Nothing But Code

by Beyond Force

From the Beyond Force homepage; "Nothing but code was released at Assembly held in Helsinki in august 1996. All demo coding in this demo was done by Gremlin. The demo finished second in the Assembly 1996 demo competition.

The introduction starts with an effect on the background. The effect is a polar coordinate mapping of a simple plasm scrolling from the middle of the screen. The plasm is created in big pixels as is everything else in this demo since it is totally designed for the big screen of the demo competition. Then two interlace hires logos stating 'Beyond' and 'Force' start to move one from the up of the screen and one from the down of the screen. The moving stops in the middle of the screen where they form a single 'Beyond Force' logo. After the logos leave some introduction text arrives in the same way. The effect goes on for a while and the it switches to another one, which is a picture zoomer and rotater which after a while shows that the rotate can be made independent of the distance measured from the centre of the screen. Then the effect shows that the zoom has the same property. After some weird and some not so weird effects with the picture it zooms out and switches to another effect which is called splitter v3.1 and it is an old splitter-like routine mapped in polar coordinates. Then some effects changed with it and the demo moves onto next effect which is a mandelbrot picture zoom with rotate. This one is not really anything more than a picture rotate with zoom. It is only an effect to make the demo look like it had many parts and fast changing effects. After a short stay the mandelbrot changes into another fractal zoom which zooms the so-called RG-fractals (RG = random graphics, gee I hope nobody mistook to think of this as something new and cool). After this one loader starts to load the next section of code and continues to play the music and is showing some text with a simple loaderwriter. Surprisingly all the effects up to this point were coded with a single routine which was flexable enough to handle all the effects described.
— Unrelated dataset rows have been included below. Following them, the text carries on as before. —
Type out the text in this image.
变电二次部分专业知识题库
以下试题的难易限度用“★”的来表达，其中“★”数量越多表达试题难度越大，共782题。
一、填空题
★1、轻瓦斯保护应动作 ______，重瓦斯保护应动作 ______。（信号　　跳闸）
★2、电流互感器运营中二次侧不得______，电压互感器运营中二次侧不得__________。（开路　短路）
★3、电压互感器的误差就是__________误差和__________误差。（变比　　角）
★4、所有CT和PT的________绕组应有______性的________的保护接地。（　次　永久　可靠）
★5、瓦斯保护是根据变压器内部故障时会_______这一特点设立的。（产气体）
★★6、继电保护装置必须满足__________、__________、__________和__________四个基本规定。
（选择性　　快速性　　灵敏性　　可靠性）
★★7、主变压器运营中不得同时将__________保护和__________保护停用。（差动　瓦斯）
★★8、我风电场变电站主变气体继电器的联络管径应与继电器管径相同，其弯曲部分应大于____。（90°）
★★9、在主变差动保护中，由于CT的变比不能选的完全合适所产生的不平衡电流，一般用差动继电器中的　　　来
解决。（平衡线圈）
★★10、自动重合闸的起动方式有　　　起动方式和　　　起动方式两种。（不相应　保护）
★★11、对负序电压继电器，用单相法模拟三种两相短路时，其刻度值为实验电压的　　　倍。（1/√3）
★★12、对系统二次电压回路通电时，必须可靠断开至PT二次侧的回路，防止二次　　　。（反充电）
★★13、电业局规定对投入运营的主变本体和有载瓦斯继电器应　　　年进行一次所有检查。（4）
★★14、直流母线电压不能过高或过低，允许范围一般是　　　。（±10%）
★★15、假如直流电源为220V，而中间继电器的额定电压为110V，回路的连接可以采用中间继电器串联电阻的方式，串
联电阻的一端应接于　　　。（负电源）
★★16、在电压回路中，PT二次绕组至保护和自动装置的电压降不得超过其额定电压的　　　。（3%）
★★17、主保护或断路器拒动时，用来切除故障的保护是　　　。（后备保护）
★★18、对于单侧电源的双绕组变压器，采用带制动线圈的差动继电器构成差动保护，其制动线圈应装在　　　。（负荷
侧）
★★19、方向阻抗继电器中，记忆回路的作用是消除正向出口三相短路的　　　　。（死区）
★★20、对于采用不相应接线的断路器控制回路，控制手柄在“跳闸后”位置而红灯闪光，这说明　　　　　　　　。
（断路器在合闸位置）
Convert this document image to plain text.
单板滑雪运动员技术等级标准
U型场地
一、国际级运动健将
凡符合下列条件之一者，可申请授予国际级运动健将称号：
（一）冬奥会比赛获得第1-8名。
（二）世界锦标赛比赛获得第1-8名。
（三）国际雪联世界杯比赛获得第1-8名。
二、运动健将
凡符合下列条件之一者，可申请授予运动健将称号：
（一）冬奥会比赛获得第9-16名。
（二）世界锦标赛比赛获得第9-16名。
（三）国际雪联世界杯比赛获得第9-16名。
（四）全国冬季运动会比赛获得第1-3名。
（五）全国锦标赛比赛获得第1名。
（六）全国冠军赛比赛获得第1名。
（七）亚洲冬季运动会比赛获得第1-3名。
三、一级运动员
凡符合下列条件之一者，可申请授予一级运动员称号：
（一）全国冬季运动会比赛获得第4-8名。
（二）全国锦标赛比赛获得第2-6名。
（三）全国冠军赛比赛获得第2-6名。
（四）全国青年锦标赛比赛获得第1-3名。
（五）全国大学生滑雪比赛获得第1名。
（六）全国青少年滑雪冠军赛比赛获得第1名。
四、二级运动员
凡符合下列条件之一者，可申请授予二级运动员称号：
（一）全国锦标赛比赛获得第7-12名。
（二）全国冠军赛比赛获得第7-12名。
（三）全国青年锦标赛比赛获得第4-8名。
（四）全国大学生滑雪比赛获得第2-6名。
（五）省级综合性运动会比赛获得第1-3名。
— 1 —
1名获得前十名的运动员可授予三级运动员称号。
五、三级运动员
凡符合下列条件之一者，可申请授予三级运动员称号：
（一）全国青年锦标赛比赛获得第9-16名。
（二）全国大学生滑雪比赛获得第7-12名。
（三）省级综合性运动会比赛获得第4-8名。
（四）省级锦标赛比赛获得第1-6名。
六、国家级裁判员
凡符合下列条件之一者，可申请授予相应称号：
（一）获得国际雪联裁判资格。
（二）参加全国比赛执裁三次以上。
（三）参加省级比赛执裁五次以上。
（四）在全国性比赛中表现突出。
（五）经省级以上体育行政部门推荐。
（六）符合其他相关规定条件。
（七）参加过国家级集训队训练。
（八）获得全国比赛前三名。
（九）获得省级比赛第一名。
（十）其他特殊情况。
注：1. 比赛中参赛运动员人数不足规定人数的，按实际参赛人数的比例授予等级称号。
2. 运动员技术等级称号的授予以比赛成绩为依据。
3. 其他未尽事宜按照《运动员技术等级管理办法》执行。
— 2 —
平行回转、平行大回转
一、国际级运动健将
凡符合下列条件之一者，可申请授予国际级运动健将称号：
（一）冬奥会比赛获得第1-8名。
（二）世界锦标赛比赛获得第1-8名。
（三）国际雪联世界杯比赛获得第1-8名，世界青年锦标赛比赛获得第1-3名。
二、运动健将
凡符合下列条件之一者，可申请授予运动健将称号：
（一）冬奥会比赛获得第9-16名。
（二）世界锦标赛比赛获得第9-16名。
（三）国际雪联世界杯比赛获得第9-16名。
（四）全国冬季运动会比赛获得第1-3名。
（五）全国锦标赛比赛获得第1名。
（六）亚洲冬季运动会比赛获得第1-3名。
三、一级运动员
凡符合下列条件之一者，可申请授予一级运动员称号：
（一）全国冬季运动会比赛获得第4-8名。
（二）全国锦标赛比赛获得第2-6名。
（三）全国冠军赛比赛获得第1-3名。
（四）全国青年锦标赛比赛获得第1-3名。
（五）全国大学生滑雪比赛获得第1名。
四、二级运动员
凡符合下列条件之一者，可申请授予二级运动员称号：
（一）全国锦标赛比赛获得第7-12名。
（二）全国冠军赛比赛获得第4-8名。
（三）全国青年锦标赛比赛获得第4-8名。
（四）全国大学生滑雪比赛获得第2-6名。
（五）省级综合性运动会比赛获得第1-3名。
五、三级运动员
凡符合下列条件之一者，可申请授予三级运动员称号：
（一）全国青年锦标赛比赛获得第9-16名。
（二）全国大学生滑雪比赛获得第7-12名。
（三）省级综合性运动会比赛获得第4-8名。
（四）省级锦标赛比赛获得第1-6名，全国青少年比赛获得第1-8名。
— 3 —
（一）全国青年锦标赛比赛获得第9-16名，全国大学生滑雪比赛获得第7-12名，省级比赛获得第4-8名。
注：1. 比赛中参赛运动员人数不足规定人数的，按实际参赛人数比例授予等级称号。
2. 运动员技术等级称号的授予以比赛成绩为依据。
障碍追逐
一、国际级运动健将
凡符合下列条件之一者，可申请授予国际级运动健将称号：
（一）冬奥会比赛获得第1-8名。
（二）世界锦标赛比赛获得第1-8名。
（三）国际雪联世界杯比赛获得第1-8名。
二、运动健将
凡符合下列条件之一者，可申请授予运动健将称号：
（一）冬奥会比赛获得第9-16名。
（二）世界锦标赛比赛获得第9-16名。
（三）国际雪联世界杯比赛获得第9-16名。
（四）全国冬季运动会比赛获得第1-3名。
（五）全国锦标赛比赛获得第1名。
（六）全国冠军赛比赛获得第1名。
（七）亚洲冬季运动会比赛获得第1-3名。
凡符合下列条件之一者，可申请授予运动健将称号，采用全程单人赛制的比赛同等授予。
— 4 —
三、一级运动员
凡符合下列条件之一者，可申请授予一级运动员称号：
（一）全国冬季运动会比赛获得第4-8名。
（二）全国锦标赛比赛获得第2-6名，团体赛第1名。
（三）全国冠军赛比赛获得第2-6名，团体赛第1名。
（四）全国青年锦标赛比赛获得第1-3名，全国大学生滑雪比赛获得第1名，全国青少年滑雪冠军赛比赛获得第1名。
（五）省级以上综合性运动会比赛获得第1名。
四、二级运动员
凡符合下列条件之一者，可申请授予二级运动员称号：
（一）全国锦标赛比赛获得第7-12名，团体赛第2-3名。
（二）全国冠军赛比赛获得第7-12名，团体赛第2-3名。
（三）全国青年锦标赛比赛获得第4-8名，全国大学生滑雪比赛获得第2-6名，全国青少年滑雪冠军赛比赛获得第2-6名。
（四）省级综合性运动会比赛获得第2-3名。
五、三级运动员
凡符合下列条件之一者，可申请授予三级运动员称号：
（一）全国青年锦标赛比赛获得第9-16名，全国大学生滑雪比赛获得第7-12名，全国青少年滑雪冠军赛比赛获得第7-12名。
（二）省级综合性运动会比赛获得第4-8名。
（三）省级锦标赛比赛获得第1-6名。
After a short period of loading and textshowing the next part starts and it is a texture-mapping routine. First there is a cube with some graphics on all sides of it. Then there is a cube holding rotating graphics on the side and yet some with scrolling graphics. There is also an old famous interference effect coded so that there are two different coloured circles on two simple surfaces and then when they intefere the colour changes into another one. There is no this kind of a routine known to be released before this on any machine. The music up to this point has been the same and was composed by Jeff of Camelot. After all objects and effects have been shown, the part ends and starts the same loader with writer and starts to load the next part into memory.

After loading has finished the demo changes music piece to another one which is composed by Skyline Technics and the next effect starts. This one is called 'Vertical mapping', which means that the routine zooms textured lines from which the textured objects consist of. First there is a zoomer with own z-positioning for all vertical lines of the picture. Then there some very big 3d-objects rotating over y-axis and some effects include even several objects. The routine was meant to continue to present even a very fast doom-imitation on C-64 but it wasn't finished in time for the demo. After all the effects have beem shown the loader continues and starts to write some final notes.

After the loading has finished the demo enters its final stage including credits. Final part shows a little 'photograph' of every single effect shown in the demo and gives full credits for producers and guest stars."